New Combined Risk Scores Effectively Predict Stroke Likelihood
Two clinical risk score models, when combined, help doctors more accurately assess the stroke risk of patients who have atrial fibrillation (Afib), an irregular, rapid heartbeat that can lead to stroke and heart failure.
The composite stroke decision tool studied by researchers from the Intermountain Medical Center Heart Institute in Salt Lake City combines the widely used CHA2DS2-VASc with the Intermountain Risk Scores (IMRS) to derive and validate new stroke prediction scores.
According to a news release from the Intermountain Institute, the study shows the new model, IMRS-VASc, was significantly more effective in predicting stroke risk and will give clinicians a more effective and accurate tool to assess patients with cardiovascular disease.
Researchers found that the new IMRS-VASc risk score model nearly doubles their ability to appropriately predict stroke risk compared to the traditional CHA2DS2-VASc risk tool. The development of the IMRS-VASc risk score model is the first step in a research pathway for other conditions that will ultimately result in time and cost savings for both patient and physician.
Researchers presented results from the study at the Heart Rhythm Society’s 39th annual Scientific Sessions in Boston, on Friday, May 11,m 2018.
This improved effectiveness of the new risk score model results from better assignment of low-risk and high-risk people to the appropriate stroke prognosis category, said Benjamin Horne, PhD, lead author of the study, and director of cardiovascular and genetic epidemiology of the Intermountain Medical Center Heart Institute.
He notes that the CHA2DS2-VASc score places about 80% of women and 50% of men with atrial fibrillation in a group of people at high risk of stroke. In contrast, IMRS-VASc places one third of all people each in a low, moderate, and high-risk category.
Additionally, the news release said, the study found that IMRS-VASc more appropriately assigns people to the risk group that relates to their actual prognosis, with a lower rate of stroke in the low-risk group (about 1% having a stroke over a two-year period for women and men), and a higher rate in the high-risk category (two-year stroke rates of 6% in women, 5% in men).
This improved effectiveness may help to limit the near-term use of treatments for atrial fibrillation among people who do not yet need the therapies and reinforce and encourage the use of treatments among those whose short-term risk actually is high, Horne said.
“We provide information to clinicians so they can make better decisions about who should have oral anticoagulants and who should have other types of medications and diagnostics tests, and which patients need to have more frequent clinic visits,” said Horne. “The result will be care that can be more precisely targeted to each patient’s risks and more likely to prevent a stroke.”
Dr. Horne said the integrated IMRS-VASc model combines tried-and-true attributes of the CHA2DS2-VASc and the IMRS.
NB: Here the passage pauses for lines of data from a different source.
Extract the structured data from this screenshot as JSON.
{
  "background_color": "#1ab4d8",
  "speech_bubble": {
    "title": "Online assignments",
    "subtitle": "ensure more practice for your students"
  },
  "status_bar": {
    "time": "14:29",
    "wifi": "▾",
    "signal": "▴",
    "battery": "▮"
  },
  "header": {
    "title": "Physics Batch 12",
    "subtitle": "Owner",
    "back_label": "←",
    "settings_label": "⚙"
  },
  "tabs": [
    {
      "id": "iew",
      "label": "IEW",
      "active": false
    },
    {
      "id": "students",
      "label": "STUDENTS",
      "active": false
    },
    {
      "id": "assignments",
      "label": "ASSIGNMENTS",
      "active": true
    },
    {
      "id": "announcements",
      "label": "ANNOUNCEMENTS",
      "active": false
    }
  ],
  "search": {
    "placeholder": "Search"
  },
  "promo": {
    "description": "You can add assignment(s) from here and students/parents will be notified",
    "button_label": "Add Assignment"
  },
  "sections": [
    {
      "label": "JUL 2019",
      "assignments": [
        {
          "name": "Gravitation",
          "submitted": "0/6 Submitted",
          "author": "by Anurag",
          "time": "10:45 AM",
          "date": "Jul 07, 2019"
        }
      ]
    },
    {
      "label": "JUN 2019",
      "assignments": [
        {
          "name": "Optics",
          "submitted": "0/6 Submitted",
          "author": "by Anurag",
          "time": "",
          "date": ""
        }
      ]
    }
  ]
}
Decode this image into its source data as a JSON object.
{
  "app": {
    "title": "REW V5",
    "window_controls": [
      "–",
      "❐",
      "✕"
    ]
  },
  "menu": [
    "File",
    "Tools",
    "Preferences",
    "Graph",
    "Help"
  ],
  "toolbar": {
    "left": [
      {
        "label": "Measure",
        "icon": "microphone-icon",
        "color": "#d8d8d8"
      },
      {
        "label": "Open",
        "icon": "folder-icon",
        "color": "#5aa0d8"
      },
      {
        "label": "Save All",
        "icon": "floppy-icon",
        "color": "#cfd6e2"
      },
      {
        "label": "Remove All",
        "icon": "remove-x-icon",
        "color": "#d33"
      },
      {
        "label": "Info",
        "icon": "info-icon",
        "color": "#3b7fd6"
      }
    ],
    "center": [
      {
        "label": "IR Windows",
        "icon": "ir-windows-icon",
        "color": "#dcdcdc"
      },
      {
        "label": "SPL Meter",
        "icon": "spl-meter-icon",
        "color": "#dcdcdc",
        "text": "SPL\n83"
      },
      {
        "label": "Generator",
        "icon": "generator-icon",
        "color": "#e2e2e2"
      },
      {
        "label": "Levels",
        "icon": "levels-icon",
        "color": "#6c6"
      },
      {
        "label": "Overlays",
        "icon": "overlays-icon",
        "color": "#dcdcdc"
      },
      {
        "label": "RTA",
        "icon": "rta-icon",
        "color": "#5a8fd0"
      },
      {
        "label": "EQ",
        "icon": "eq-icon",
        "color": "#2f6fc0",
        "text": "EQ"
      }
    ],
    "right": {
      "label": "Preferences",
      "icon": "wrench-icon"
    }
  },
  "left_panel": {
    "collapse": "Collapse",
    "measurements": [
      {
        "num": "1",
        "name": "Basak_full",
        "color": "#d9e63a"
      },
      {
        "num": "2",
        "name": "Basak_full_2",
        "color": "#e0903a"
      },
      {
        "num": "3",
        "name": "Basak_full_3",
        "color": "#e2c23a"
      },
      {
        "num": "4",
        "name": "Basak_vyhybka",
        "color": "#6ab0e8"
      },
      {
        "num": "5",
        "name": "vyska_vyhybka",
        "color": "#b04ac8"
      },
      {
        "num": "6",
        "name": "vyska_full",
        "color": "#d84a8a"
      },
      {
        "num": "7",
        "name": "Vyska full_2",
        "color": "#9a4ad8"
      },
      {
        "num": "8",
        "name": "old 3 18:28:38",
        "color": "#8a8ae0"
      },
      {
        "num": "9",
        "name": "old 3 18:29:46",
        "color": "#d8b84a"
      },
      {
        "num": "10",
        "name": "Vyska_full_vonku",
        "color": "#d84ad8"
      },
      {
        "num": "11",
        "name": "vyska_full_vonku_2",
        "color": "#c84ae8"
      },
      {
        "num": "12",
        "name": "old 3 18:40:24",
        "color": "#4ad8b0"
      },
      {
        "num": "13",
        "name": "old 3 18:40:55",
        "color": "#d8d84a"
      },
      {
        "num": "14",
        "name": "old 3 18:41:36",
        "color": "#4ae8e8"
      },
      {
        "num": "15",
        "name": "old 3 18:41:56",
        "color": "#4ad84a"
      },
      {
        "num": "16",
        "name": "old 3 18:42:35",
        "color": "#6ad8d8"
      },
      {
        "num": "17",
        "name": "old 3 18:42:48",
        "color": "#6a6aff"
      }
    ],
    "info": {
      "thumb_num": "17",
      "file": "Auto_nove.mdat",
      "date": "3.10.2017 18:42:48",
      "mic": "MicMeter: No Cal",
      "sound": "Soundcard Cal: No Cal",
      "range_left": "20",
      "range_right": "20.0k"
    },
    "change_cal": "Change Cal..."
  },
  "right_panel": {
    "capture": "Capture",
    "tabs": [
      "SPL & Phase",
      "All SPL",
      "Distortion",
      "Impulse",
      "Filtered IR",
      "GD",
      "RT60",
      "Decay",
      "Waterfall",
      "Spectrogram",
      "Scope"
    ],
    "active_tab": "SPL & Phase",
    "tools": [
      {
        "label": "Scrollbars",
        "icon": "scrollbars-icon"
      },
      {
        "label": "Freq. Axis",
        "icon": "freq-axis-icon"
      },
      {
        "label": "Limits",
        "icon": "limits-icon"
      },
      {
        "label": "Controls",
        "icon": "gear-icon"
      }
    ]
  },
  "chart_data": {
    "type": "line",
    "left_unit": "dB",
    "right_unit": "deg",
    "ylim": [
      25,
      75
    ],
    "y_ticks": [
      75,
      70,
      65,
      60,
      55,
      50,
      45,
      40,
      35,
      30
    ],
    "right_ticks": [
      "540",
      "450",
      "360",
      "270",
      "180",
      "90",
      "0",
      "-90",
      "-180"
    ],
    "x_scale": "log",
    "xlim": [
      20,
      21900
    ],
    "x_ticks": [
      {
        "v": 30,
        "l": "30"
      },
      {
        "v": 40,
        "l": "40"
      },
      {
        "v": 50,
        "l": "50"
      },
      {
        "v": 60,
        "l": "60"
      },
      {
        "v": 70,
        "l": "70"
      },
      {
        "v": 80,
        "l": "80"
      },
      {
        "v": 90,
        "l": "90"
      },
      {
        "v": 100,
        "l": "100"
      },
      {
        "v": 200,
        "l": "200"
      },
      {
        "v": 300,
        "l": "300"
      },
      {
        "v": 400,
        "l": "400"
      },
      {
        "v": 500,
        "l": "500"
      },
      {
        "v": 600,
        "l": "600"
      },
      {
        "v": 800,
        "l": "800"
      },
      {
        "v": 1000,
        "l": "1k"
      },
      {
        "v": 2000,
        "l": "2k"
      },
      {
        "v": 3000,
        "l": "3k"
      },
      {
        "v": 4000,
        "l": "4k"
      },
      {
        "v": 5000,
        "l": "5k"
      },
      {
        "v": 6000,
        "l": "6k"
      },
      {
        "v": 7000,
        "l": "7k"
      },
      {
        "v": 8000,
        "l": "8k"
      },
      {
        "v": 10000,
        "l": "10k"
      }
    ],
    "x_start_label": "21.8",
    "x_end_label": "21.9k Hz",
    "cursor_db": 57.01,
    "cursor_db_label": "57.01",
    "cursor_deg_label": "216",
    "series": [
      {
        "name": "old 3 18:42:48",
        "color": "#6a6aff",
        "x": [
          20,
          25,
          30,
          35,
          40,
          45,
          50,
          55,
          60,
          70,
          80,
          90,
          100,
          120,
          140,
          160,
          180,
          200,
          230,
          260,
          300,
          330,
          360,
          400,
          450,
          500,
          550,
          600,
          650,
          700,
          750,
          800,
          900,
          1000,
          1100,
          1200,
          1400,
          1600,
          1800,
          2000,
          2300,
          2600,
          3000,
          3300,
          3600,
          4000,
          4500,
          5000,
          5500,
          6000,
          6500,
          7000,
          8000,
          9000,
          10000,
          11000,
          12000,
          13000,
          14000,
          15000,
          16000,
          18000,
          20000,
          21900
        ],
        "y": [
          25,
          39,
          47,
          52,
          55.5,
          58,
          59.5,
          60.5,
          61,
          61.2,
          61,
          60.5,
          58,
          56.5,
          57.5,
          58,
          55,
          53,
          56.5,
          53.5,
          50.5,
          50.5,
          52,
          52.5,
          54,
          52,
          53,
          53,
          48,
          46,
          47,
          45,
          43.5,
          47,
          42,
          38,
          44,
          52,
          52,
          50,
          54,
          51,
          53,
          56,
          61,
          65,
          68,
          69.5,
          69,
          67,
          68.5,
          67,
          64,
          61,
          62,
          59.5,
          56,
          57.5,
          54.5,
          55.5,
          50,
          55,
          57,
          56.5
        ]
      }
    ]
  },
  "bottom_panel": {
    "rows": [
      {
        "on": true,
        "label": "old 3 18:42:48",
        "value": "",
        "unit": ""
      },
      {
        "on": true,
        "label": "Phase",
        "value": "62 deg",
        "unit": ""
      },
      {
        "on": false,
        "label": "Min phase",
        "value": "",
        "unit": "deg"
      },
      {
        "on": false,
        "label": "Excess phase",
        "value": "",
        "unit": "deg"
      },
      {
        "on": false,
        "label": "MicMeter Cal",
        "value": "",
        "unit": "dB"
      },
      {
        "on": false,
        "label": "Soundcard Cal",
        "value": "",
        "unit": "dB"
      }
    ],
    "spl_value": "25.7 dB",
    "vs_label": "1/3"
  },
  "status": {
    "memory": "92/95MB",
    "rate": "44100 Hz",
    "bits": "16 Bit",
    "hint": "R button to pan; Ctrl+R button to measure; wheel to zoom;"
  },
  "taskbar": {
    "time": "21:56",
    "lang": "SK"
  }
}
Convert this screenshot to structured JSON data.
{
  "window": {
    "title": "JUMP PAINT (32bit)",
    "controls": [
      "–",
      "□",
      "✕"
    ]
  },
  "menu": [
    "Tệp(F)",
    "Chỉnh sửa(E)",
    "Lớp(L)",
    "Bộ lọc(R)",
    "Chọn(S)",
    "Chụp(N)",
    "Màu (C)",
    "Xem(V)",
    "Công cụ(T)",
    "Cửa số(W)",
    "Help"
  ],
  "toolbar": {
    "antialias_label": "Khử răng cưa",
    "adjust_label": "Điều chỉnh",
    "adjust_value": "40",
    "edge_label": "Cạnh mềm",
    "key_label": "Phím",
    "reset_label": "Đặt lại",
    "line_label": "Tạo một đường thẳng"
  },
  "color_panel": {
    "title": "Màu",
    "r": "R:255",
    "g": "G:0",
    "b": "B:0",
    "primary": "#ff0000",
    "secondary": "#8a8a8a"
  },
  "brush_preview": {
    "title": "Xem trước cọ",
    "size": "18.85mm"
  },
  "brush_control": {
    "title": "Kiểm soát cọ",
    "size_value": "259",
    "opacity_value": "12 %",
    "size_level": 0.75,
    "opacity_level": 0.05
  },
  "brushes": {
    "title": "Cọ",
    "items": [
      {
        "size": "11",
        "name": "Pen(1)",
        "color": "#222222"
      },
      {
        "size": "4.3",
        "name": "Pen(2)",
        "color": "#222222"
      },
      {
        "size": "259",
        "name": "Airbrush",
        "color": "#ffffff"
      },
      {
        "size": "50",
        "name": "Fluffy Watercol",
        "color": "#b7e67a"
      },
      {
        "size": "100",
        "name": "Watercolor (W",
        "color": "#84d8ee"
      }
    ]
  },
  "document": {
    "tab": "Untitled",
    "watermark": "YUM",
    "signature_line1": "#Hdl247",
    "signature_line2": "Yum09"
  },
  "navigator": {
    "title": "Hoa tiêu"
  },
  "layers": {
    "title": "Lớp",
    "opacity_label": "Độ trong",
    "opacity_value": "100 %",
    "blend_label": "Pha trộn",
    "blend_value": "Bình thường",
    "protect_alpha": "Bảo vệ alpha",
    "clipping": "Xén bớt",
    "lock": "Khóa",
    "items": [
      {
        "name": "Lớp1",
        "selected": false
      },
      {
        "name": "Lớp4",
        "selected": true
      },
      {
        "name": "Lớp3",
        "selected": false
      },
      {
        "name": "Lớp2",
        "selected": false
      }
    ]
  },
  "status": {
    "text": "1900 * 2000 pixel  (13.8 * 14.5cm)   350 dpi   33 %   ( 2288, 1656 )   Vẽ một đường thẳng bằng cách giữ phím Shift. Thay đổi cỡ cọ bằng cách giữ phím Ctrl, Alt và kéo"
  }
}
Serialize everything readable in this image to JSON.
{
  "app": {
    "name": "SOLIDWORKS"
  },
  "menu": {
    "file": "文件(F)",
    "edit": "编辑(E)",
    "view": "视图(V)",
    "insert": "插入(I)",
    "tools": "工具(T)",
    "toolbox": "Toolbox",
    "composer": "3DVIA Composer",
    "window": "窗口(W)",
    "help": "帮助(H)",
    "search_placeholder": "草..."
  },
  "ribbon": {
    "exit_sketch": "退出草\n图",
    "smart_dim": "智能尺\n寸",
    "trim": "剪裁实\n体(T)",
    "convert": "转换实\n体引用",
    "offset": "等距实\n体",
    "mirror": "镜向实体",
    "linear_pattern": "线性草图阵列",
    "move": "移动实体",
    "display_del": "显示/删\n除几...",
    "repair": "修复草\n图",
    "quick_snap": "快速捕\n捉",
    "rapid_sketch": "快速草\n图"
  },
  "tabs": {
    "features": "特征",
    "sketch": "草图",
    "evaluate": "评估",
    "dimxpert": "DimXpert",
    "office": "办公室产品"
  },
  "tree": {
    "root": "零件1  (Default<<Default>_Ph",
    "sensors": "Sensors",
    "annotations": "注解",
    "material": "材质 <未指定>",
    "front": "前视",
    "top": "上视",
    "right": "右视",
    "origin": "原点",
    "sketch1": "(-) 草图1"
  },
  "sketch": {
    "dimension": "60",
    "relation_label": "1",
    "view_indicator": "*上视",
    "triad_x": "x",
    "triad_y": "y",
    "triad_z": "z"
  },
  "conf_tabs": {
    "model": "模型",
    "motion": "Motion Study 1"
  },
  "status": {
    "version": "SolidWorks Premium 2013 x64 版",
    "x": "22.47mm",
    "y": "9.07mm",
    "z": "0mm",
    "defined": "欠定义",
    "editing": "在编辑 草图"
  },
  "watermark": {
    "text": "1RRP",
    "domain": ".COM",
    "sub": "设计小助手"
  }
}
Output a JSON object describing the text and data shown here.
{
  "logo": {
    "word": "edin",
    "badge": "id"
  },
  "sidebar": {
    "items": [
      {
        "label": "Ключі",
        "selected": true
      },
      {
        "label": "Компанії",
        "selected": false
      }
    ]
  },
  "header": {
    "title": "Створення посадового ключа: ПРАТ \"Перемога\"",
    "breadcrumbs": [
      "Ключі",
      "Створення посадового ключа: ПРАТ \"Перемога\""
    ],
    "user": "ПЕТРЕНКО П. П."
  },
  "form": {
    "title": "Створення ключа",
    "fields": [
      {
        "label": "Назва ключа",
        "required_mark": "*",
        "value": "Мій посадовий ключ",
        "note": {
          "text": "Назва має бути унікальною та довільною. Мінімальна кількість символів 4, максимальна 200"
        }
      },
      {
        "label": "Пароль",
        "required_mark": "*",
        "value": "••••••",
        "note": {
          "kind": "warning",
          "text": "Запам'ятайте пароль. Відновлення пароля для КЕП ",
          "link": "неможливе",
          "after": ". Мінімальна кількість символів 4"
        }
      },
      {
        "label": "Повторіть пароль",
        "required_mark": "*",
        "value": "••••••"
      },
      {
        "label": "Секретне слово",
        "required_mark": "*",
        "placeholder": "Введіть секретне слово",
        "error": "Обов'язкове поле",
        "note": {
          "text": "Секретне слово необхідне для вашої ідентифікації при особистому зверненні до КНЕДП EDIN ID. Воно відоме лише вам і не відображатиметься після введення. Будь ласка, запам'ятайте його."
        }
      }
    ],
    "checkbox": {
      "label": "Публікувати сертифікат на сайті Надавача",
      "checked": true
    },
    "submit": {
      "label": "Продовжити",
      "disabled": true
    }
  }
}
“While the CHA2DS2-VASc is easy to use, it does not reliably predict what will happen in the future. The Intermountain Risk Score incorporates data available to clinicians in the electronic health record to calculate a score that predicts what’s going to happen in the future and the two combined result in IMRS-VASc Models,” he notes.
For the observational study, researchers collected existing data from patients who visited an Intermountain Healthcare clinic from 1990 to 2013. There were 56,000 individuals evaluated in the study to create the score.
Another set of 24,000 patients were then tested after the new combined risk score was created to validate that it worked in a separate set of individuals who hadn’t been involved in the creation of the risk score.
The takeaway for patients from the study is more personalized care from clinicians, Horne said. “We’re working to precisely determine what medications are needed and what tests need to be ordered, so care is tailored to the patient’s specific individual needs.”